Seperti biasa percakapan mereka seperti sejak
tiga tahun lalu saling mengenal selalu blak-blakkan dan apa adanya. “Tapi, Jun…
bukannya kamu sudah di terima menjadi Guru, dan akan mulai mengajar seminggu
lagi, sama kayak aku! Terus kamu malah mengabaikannya, karna lebih memilih
mengais rezeki dengan bekerja sebagai Guide! Gimana aku nggak bilang
kamu gila?!” jawabnya lantang.
“Hei,ini kan malah jadi alasan kuat yang bakal
bikin kamu kagum, Junaidi Wiranata, adalah seorang Guide muda yang beribawa. Keren kan Ren?”

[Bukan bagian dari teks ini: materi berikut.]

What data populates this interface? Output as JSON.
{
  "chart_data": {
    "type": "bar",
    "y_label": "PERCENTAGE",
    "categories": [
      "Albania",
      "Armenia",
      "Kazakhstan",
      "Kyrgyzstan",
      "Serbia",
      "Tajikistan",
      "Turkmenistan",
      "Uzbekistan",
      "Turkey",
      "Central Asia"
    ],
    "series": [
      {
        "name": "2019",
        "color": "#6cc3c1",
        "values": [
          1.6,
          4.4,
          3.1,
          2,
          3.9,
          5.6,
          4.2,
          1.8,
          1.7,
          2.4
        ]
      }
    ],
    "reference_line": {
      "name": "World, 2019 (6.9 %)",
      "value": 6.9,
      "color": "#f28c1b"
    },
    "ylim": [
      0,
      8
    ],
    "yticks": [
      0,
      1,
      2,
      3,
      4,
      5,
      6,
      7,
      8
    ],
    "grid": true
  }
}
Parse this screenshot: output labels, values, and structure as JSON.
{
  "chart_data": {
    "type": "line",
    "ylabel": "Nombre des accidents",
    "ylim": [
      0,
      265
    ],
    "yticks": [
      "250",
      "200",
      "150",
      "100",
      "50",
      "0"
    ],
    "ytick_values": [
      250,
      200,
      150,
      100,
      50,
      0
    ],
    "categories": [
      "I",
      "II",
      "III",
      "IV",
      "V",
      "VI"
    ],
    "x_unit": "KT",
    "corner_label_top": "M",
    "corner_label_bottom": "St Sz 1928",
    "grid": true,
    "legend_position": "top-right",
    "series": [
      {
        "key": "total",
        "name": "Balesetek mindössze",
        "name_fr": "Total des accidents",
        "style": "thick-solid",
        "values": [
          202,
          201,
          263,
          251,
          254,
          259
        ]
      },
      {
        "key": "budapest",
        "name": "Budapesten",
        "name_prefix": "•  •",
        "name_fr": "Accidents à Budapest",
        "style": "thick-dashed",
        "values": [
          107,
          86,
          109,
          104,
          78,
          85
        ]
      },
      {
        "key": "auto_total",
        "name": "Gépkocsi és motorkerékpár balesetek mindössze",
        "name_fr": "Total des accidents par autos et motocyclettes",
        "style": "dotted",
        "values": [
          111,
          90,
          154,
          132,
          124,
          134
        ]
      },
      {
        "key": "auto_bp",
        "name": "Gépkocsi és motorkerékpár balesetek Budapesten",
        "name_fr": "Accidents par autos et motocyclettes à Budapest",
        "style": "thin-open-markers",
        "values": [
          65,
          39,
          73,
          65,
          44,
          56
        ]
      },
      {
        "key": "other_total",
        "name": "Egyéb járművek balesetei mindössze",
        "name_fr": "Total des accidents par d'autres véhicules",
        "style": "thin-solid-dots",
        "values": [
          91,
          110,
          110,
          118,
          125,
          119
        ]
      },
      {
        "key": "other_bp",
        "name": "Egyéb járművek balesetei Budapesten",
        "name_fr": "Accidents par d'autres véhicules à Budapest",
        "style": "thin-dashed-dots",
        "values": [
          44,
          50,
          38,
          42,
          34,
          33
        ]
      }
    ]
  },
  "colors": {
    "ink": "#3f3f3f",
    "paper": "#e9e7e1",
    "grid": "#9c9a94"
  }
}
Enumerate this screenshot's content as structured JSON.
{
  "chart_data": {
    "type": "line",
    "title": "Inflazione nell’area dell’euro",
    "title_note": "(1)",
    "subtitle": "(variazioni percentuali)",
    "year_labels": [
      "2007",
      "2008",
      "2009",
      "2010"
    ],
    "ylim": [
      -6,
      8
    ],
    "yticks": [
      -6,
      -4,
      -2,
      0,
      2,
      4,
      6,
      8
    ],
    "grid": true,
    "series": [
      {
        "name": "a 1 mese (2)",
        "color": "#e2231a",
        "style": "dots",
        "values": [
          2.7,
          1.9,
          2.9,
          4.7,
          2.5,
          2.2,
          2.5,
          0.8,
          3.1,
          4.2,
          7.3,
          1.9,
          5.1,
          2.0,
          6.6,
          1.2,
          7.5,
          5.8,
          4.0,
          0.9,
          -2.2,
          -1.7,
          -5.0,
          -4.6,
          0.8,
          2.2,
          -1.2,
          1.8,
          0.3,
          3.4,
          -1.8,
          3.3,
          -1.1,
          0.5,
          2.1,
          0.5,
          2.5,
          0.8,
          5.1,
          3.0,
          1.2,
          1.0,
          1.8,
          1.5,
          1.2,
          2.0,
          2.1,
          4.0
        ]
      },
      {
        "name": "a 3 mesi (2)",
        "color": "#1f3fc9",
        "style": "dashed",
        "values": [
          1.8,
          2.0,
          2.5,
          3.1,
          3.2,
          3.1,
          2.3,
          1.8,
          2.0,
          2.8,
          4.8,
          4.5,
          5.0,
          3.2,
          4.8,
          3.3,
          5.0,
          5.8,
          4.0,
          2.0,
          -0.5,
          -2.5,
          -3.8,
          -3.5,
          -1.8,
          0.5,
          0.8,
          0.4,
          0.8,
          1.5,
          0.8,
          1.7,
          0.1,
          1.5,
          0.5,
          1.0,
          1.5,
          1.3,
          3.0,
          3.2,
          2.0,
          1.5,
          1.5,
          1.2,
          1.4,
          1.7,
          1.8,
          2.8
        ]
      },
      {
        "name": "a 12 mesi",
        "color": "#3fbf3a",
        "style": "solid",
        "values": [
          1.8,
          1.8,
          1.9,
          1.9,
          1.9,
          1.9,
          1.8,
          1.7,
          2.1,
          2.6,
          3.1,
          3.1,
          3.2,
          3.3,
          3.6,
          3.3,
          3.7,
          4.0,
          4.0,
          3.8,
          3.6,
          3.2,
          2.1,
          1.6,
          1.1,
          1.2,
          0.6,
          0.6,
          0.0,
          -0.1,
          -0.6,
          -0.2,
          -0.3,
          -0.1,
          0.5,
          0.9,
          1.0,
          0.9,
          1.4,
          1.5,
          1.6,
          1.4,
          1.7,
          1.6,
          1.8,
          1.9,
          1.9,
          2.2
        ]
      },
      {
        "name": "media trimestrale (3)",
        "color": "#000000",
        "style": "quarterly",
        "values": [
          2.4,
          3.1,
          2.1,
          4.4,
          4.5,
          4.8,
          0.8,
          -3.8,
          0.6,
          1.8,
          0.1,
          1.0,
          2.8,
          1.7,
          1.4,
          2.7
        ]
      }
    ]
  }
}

“Jun, memang bicara mudah. Tapi itu semua
tidak semanis kedengarannya. Atau sebenarnya kamu mau kerja jadi Guaid untuk
bersenang-senang dengan cewek-cewek Bule dan meraup uang mereka? Hmm… apa benar
begitu?” tuduh Eren.
“Astagfirullahala’zim, ya nggak lah. Semoga
tidak dan tidak akan pernah begitu. Aku serius untuk ini! Toh juga
penghasilannya bisa di gunakan untuk masa depan kita, kan sebentar lagi kita
akan menikah. Ya, kan? Masuk akal tindakanku ini kan, sayang?”
“Jun, penghasilan untuk menjadi Guaid itu
belum tentu banyak dan sendirian seperti itu…” jawab Eren masih ragu.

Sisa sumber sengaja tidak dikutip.